Source: The Herald – Breaking news.

Zimbabwe Anti-Corruption Commission recovers 36 vehicles from bogus civil servants 
ZACC spokesperson Commissioner Thandiwe Mlobane

Trust Freddy

Correspondent

THE Zimbabwe Anti-Corruption Commission and the Zimbabwe Revenue Authority have joined forces to curb the abuse of tax rebates extended to civil servants by the Government so they could import vehicles duty free, and the two agencies have seized 36 vehicles since the start of the operation.

The corruption and abuse starts with a civil servant importing a vehicle for someone else and charging a fee of between US$700 and US$1 500 depending on the type of vehicle. The vehicle however, remains registered in the names of the civil servant involved while being driven by others.

According to the National Anti-Corruption Commission Strategy sub-committee 2 report presented last week, investigations into the misuse of Government rebates are still in progress and huge successes are being registered.

There has been great co-operation between agencies with the team now working together towards the same goals.

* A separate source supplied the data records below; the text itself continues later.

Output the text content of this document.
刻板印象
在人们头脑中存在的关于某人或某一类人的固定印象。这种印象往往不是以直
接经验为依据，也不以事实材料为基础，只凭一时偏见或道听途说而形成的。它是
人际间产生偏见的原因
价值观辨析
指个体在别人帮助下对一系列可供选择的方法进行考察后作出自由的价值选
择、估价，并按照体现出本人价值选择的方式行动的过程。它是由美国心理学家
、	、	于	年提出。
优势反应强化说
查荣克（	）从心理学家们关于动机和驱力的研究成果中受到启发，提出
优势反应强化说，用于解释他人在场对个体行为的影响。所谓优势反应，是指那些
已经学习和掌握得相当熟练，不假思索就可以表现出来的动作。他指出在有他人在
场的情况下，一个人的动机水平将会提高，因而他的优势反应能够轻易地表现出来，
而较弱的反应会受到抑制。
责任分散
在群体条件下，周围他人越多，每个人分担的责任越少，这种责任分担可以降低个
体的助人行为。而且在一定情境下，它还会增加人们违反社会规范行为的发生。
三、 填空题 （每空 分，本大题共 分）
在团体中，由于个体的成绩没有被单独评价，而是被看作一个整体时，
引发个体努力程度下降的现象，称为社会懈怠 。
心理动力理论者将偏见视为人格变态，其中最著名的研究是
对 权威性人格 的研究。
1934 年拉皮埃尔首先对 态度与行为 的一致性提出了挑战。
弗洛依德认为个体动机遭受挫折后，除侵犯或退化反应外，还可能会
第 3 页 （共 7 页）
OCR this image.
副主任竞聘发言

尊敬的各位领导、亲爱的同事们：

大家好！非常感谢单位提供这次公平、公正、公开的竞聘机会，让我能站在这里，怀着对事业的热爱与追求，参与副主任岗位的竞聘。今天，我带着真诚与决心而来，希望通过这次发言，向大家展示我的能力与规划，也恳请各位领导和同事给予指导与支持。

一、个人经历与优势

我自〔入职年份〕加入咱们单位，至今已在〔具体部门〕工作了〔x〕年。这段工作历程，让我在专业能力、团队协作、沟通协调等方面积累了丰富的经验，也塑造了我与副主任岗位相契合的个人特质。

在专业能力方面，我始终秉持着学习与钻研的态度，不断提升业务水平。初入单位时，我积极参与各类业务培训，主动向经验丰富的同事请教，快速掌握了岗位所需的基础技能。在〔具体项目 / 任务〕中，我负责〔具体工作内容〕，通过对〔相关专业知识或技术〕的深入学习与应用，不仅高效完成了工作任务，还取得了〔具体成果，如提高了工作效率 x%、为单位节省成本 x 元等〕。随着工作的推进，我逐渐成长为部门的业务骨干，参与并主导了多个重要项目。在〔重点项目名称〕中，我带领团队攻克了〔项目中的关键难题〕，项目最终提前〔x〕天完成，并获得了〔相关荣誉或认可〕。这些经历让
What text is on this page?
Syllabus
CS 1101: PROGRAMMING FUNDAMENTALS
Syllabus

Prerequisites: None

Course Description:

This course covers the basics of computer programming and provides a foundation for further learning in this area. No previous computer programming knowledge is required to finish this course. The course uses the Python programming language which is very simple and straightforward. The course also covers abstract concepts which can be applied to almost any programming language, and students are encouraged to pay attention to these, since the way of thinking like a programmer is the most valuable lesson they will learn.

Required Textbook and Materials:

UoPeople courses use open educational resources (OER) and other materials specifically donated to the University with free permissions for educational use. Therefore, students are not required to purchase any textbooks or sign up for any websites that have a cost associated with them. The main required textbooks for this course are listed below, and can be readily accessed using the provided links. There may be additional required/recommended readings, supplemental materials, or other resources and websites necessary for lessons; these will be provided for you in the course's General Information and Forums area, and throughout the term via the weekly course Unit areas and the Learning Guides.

Numerous car dealers arrested by ZACC have since appeared before the courts for allegedly importing vehicles using fake civil service rebate letters.

The anti-graft committee seeks to enhance structures for deterrence, through detection, adherence, improved compliance with anti-corruption and integrity management and enforcement obligations and mechanisms across sectors.

Joint investigations are being conducted by ZACC, the Criminal Investigations Department (CID) and ZIMRA.

When contacted for comment, ZACC spokesperson Commissioner Thandiwe Mlobane said she could not immediately give further details.

Many car dealers in Harare and other areas are reportedly importing vehicles in the name of civil servants duty-free and the civil servants, if they do not want a duty-free car themselves, can get a payment for allowing their name to be used to evade customs duty.

This fraud has prejudiced the State of revenue as people who should pay duty are now importing cars for free, and while some of the saved duty ends up with a civil servant rather than the car buyer, and the Government still loses out.

The imported cars often end up on display at car sales and other garages.

Conditions for the rebate are that the State employee must have a valid driver’s licence, must have served for not less than 10 years, only one car can be imported every five years and the car value depends on the employee’s grade.